Oui... un soir... P’titou voletait dans la cuisine ! Il y a eu le ronronnement de la moto de papa, annonçant son retour... Papa a ouvert la porte mais, par cet accès soudain offert, quelque chose l’a devancé, une masse de poils qui s’est propulsée à l’intérieur de la pièce... vive comme l’éclair et... les feulements de nos gentils matous domestiques devant cette intrusion sauvage... et nos hurlements !

Un affolement total aiguilloné par une angoisse sans nom ! Nos piétinements, nos gestes malhabiles et impuissants à arrêter une violence aveugle et meurtrière... et P’titou a filé vers un placard ouvert, s’y est engouffré poursuivi par une gueule béante...

Je revois la main de papa, encore enfermée dans l’épais gant de moto de cuir noir, se saisir de la porte du placard, la rabattre avec une force terrible sur le corps ramassé du prédateur... j’entends toujours mon cri :

- « Tue-le ! Tue-le ! Tue-le ! »

Combien je me souviens encore de cette rage hystérique qui s’était emparée de moi, celle qui nait du désespoir !

Et puis papa a relâché le battant de bois, il s’est penché sur le corps inerte du chat et il a délicatement dégagé la douce et chaude carcasse de notre P’titou d’entre les machoires ensanglantées... un P’titou qui ne volerait plus jamais...

Nous avons tous pleuré ! Un vrai et profond chagrin...

Et, en moi, une colère infinie contre cette injustice atroce !

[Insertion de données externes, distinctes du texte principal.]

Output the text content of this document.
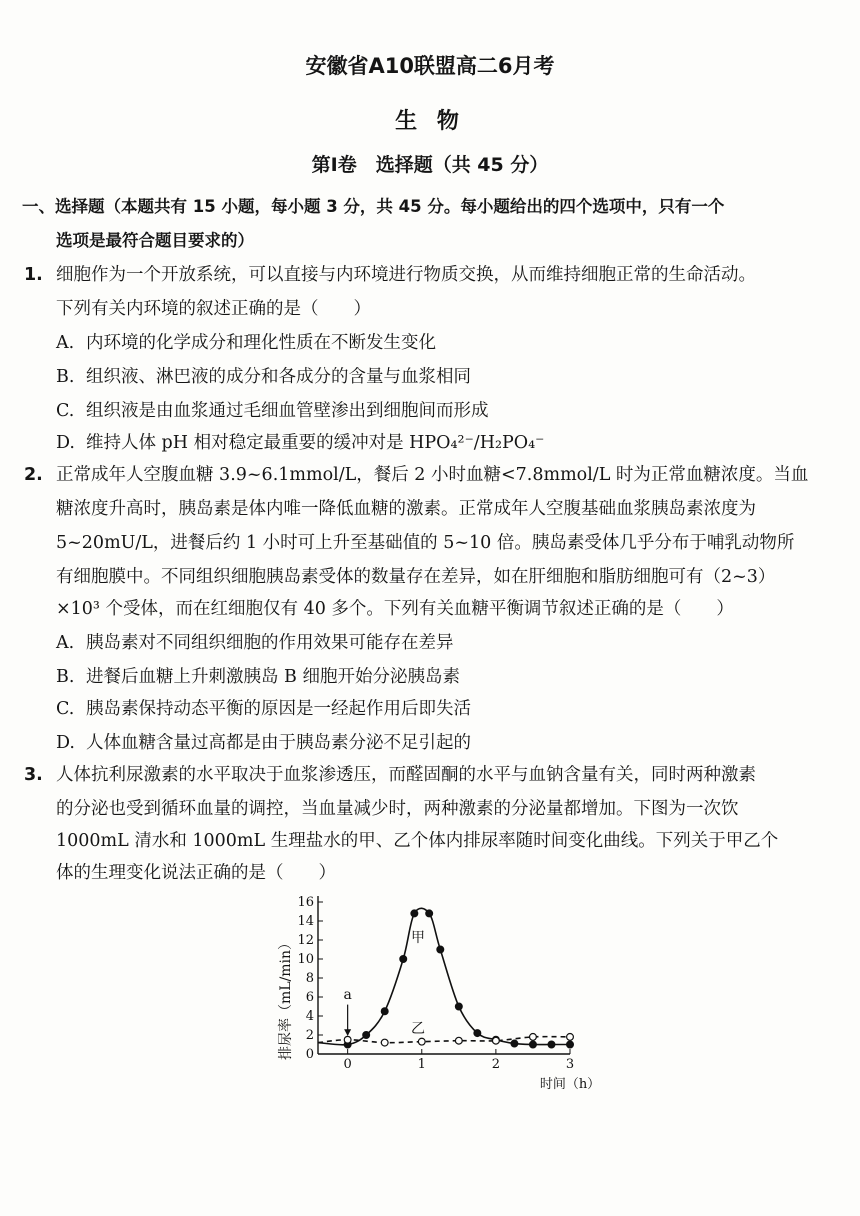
安徽省A10联盟高二6月考
生 物
第Ⅰ卷　选择题（共 45 分）
一、选择题（本题共有 15 小题，每小题 3 分，共 45 分。每小题给出的四个选项中，只有一个
选项是最符合题目要求的）
1. 细胞作为一个开放系统，可以直接与内环境进行物质交换，从而维持细胞正常的生命活动。
下列有关内环境的叙述正确的是（　　）
A. 内环境的化学成分和理化性质在不断发生变化
B. 组织液、淋巴液的成分和各成分的含量与血浆相同
C. 组织液是由血浆通过毛细血管壁渗出到细胞间而形成
D. 维持人体 pH 相对稳定最重要的缓冲对是 HPO₄²⁻/H₂PO₄⁻
2. 正常成年人空腹血糖 3.9~6.1mmol/L，餐后 2 小时血糖<7.8mmol/L 时为正常血糖浓度。当血
糖浓度升高时，胰岛素是体内唯一降低血糖的激素。正常成年人空腹基础血浆胰岛素浓度为
5~20mU/L，进餐后约 1 小时可上升至基础值的 5~10 倍。胰岛素受体几乎分布于哺乳动物所
有细胞膜中。不同组织细胞胰岛素受体的数量存在差异，如在肝细胞和脂肪细胞可有（2~3）
×10³ 个受体，而在红细胞仅有 40 多个。下列有关血糖平衡调节叙述正确的是（　　）
A. 胰岛素对不同组织细胞的作用效果可能存在差异
B. 进餐后血糖上升刺激胰岛 B 细胞开始分泌胰岛素
C. 胰岛素保持动态平衡的原因是一经起作用后即失活
D. 人体血糖含量过高都是由于胰岛素分泌不足引起的
3. 人体抗利尿激素的水平取决于血浆渗透压，而醛固酮的水平与血钠含量有关，同时两种激素
的分泌也受到循环血量的调控，当血量减少时，两种激素的分泌量都增加。下图为一次饮
1000mL 清水和 1000mL 生理盐水的甲、乙个体内排尿率随时间变化曲线。下列关于甲乙个
体的生理变化说法正确的是（　　）
0
2
4
6
8
10
12
14
16
0	1	2	3
甲
乙
a
排尿率（mL/min）
时间（h）
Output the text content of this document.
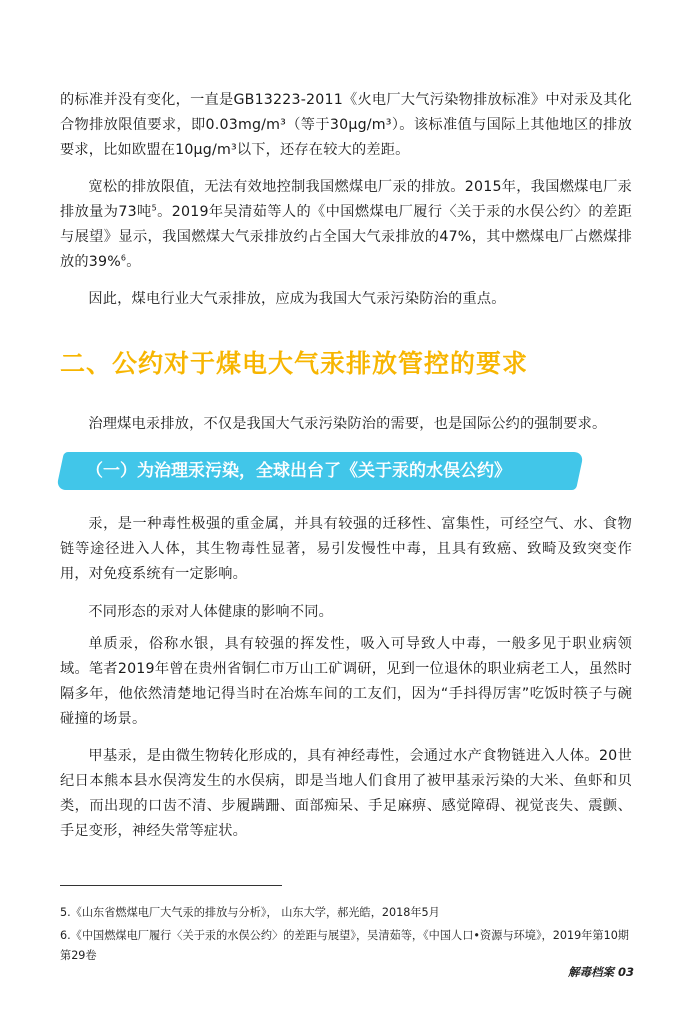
的标准并没有变化，一直是GB13223-2011《火电厂大气污染物排放标准》中对汞及其化合物排放限值要求，即0.03mg/m³（等于30μg/m³）。该标准值与国际上其他地区的排放要求，比如欧盟在10μg/m³以下，还存在较大的差距。

宽松的排放限值，无法有效地控制我国燃煤电厂汞的排放。2015年，我国燃煤电厂汞排放量为73吨$^5$。2019年吴清茹等人的《中国燃煤电厂履行〈关于汞的水俣公约〉的差距与展望》显示，我国燃煤大气汞排放约占全国大气汞排放的47%，其中燃煤电厂占燃煤排放的39%$^6$。

因此，煤电行业大气汞排放，应成为我国大气汞污染防治的重点。

二、公约对于煤电大气汞排放管控的要求

治理煤电汞排放，不仅是我国大气汞污染防治的需要，也是国际公约的强制要求。

（一）为治理汞污染，全球出台了《关于汞的水俣公约》

汞，是一种毒性极强的重金属，并具有较强的迁移性、富集性，可经空气、水、食物链等途径进入人体，其生物毒性显著，易引发慢性中毒，且具有致癌、致畸及致突变作用，对免疫系统有一定影响。

不同形态的汞对人体健康的影响不同。

单质汞，俗称水银，具有较强的挥发性，吸入可导致人中毒，一般多见于职业病领域。笔者2019年曾在贵州省铜仁市万山工矿调研，见到一位退休的职业病老工人，虽然时隔多年，他依然清楚地记得当时在冶炼车间的工友们，因为“手抖得厉害”吃饭时筷子与碗碰撞的场景。

甲基汞，是由微生物转化形成的，具有神经毒性，会通过水产食物链进入人体。20世纪日本熊本县水俣湾发生的水俣病，即是当地人们食用了被甲基汞污染的大米、鱼虾和贝类，而出现的口齿不清、步履蹒跚、面部痴呆、手足麻痹、感觉障碍、视觉丧失、震颤、手足变形，神经失常等症状。

5.《山东省燃煤电厂大气汞的排放与分析》， 山东大学，郝光皓，2018年5月

6.《中国燃煤电厂履行〈关于汞的水俣公约〉的差距与展望》，吴清茹等，《中国人口•资源与环境》，2019年第10期第29卷

解毒档案 03
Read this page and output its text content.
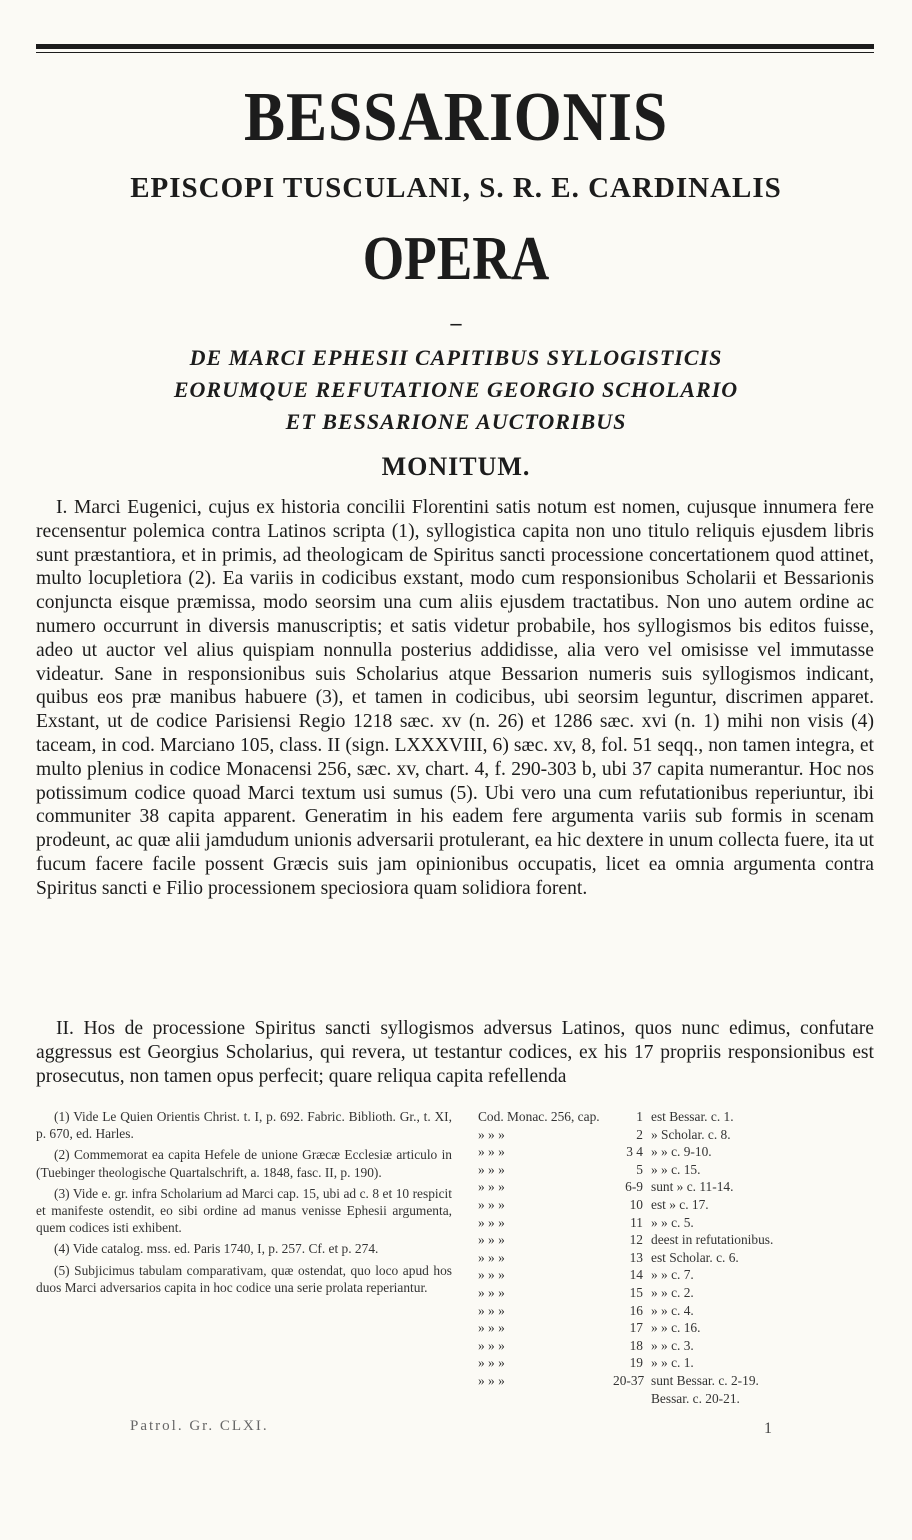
BESSARIONIS
EPISCOPI TUSCULANI, S. R. E. CARDINALIS
OPERA
–
DE MARCI EPHESII CAPITIBUS SYLLOGISTICIS
EORUMQUE REFUTATIONE GEORGIO SCHOLARIO
ET BESSARIONE AUCTORIBUS
MONITUM.

I. Marci Eugenici, cujus ex historia concilii Florentini satis notum est nomen, cujusque innumera fere recensentur polemica contra Latinos scripta (1), syllogistica capita non uno titulo reliquis ejusdem libris sunt præstantiora, et in primis, ad theologicam de Spiritus sancti processione concertationem quod attinet, multo locupletiora (2). Ea variis in codicibus exstant, modo cum responsionibus Scholarii et Bessarionis conjuncta eisque præmissa, modo seorsim una cum aliis ejusdem tractatibus. Non uno autem ordine ac numero occurrunt in diversis manuscriptis; et satis videtur probabile, hos syllogismos bis editos fuisse, adeo ut auctor vel alius quispiam nonnulla posterius addidisse, alia vero vel omisisse vel immutasse videatur. Sane in responsionibus suis Scholarius atque Bessarion numeris suis syllogismos indicant, quibus eos præ manibus habuere (3), et tamen in codicibus, ubi seorsim leguntur, discrimen apparet. Exstant, ut de codice Parisiensi Regio 1218 sæc. xv (n. 26) et 1286 sæc. xvi (n. 1) mihi non visis (4) taceam, in cod. Marciano 105, class. II (sign. LXXXVIII, 6) sæc. xv, 8, fol. 51 seqq., non tamen integra, et multo plenius in codice Monacensi 256, sæc. xv, chart. 4, f. 290-303 b, ubi 37 capita numerantur. Hoc nos potissimum codice quoad Marci textum usi sumus (5). Ubi vero una cum refutationibus reperiuntur, ibi communiter 38 capita apparent. Generatim in his eadem fere argumenta variis sub formis in scenam prodeunt, ac quæ alii jamdudum unionis adversarii protulerant, ea hic dextere in unum collecta fuere, ita ut fucum facere facile possent Græcis suis jam opinionibus occupatis, licet ea omnia argumenta contra Spiritus sancti e Filio processionem speciosiora quam solidiora forent.

II. Hos de processione Spiritus sancti syllogismos adversus Latinos, quos nunc edimus, confutare aggressus est Georgius Scholarius, qui revera, ut testantur codices, ex his 17 propriis responsionibus est prosecutus, non tamen opus perfecit; quare reliqua capita refellenda

(1) Vide Le Quien Orientis Christ. t. I, p. 692. Fabric. Biblioth. Gr., t. XI, p. 670, ed. Harles.

(2) Commemorat ea capita Hefele de unione Græcæ Ecclesiæ articulo in (Tuebinger theologische Quartalschrift, a. 1848, fasc. II, p. 190).

(3) Vide e. gr. infra Scholarium ad Marci cap. 15, ubi ad c. 8 et 10 respicit et manifeste ostendit, eo sibi ordine ad manus venisse Ephesii argumenta, quem codices isti exhibent.

(4) Vide catalog. mss. ed. Paris 1740, I, p. 257. Cf. et p. 274.

(5) Subjicimus tabulam comparativam, quæ ostendat, quo loco apud hos duos Marci adversarios capita in hoc codice una serie prolata reperiantur.

Cod. Monac. 256, cap.	1 est Bessar. c. 1.
» » »	2 » Scholar. c. 8.
» » »	3 4 » » c. 9-10.
» » »	5 » » c. 15.
» » »	6-9 sunt » c. 11-14.
» » »	10 est » c. 17.
» » »	11 » » c. 5.
» » »	12 deest in refutationibus.
» » »	13 est Scholar. c. 6.
» » »	14 » » c. 7.
» » »	15 » » c. 2.
» » »	16 » » c. 4.
» » »	17 » » c. 16.
» » »	18 » » c. 3.
» » »	19 » » c. 1.
» » »	20-37 sunt Bessar. c. 2-19.
Bessar. c. 20-21.
Patrol. Gr. CLXI.	1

Mais alors que je vidais mon cœur, que je me réjouissais de la mort de l’auteur de cet acte barbare, que, entre deux sanglots, je remerciais papa de l’avoir si justement puni, il a hoché tristement la tête en me disant qu’il n’avait jamais eu l’intention de faire ça !

Le retenir, le coincer... à la limite l’assommer... oui... mais pas le tuer !

Devant mon début d’indignation il a souligné que ce qui s’était passé là était absolument normal. Que les chats coursent logiquement les oiseaux, et qu’il ne fallait pas voir en cela un signe de cruauté !

Que, la nature étant ainsi faite, tous les animaux sont à un moment donné, chacun la proie d’un autre.

Que, à la limite, pour avoir domestiqué un oiseau au point d’éteindre en lui tout instinct de prudence, nous étions, nous, davantage coupables que ce pauvre matou qui n’avait fait qu’obéir au sien propre... de chasseur !

Il a avoué ses regrets pour, poussé par une angoisse égale à la nôtre, ne pas avoir su mieux se contrôler.

Que le chat ne méritait pas plus la mort pour avoir voulu gober notre P’titou que le boucher qui abat, pour nourrir ses clients, un bœuf tendrement élevé par une fermière.

Et à mon « Papa ! Mais c’est P’titou que ce monstre a tué, ce n’est pas n’importe quel oiseau ! »

- Justement, Brunéline... pour lui, ce n’était qu’un oiseau comme un autre !

C’est ce jour-là que j’ai pris conscience que tous, autant que nous sommes, nous ne comptons pas, nous ne sommes rien.

Et que si nous devenons un jour importants, précieux, essentiels pour quelques-uns, c’est par l’amour que nous leur portons et par celui que nous recevons d’eux.

Peu de temps après ce drame, papa maman m’ont offert le Petit Prince...

Je l’ai toujours... un des trois ou quatre livres, avec le Chat Botté, qui m’ont suivie partout.

Je le lis encore souvent. Et... je ne sais pourquoi... sa lecture m’apporte à chaque fois une émotion différente.

Suivant que j’ai le cœur lourd ou léger.